EMC Best Practices: Part I
Astrodyne TDI
This application note from Astrodyne TDI, authored by Field Applications Engineer David Bourner, serves as the first part of a two-part series on EMC best practices for hardware designers. Rather than jumping straight to design rules, it builds understanding from the ground up by explaining the physical mechanisms behind electromagnetic interference. The document argues that circuit schematics are useful abstractions but fundamentally incomplete representations of real-world electrical behavior, and that effective EMC design requires designers to think beyond the schematic and account for the actual physical properties of conductors, traces, and component arrangements.
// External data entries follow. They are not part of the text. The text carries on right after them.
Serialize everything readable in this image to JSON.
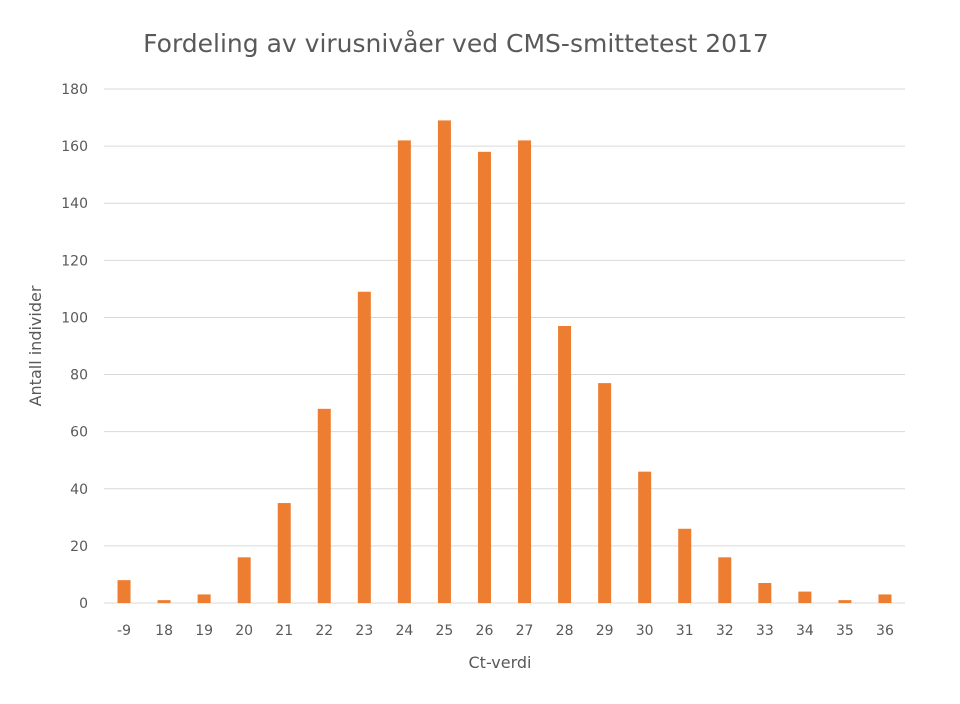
{
  "chart_data": {
    "type": "bar",
    "title": "Fordeling av virusnivåer ved CMS-smittetest 2017",
    "xlabel": "Ct-verdi",
    "ylabel": "Antall individer",
    "categories": [
      "-9",
      "18",
      "19",
      "20",
      "21",
      "22",
      "23",
      "24",
      "25",
      "26",
      "27",
      "28",
      "29",
      "30",
      "31",
      "32",
      "33",
      "34",
      "35",
      "36"
    ],
    "series": [
      {
        "values": [
          8,
          1,
          3,
          16,
          35,
          68,
          109,
          162,
          169,
          158,
          162,
          97,
          77,
          46,
          26,
          16,
          7,
          4,
          1,
          3
        ]
      }
    ],
    "ylim": [
      0,
      180
    ],
    "yticks": [
      "0",
      "20",
      "40",
      "60",
      "80",
      "100",
      "120",
      "140",
      "160",
      "180"
    ],
    "grid": "horizontal",
    "legend": "none",
    "bar_color": "#ed7d31"
  }
}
It traces the history of EMC from its military origins in 1960s US defense programs to its current status as a legally binding requirement across commercial and industrial sectors. The core of the document walks through a progressive series of five design themes grounded in electromagnetics: that real components have parasitic properties beyond their intended function; that physical layout must be mapped to schematic to enable EMC mitigation; that signal frequency determines how current distributes within conductors; that conductors couple inductively with neighboring circuits even without physical connection; and that every signal or power trace requires a continuous, closely routed return path to minimize loop area and prevent unintended RF radiation or susceptibility. The underlying phenomena explored include DC and AC magnetic and electric fields, skin effect, and the reverse proximity effect in paired conductors and PCB ground planes. Part II, referenced but not included here, will address practical implementation strategies at the board, system, and enclosure levels.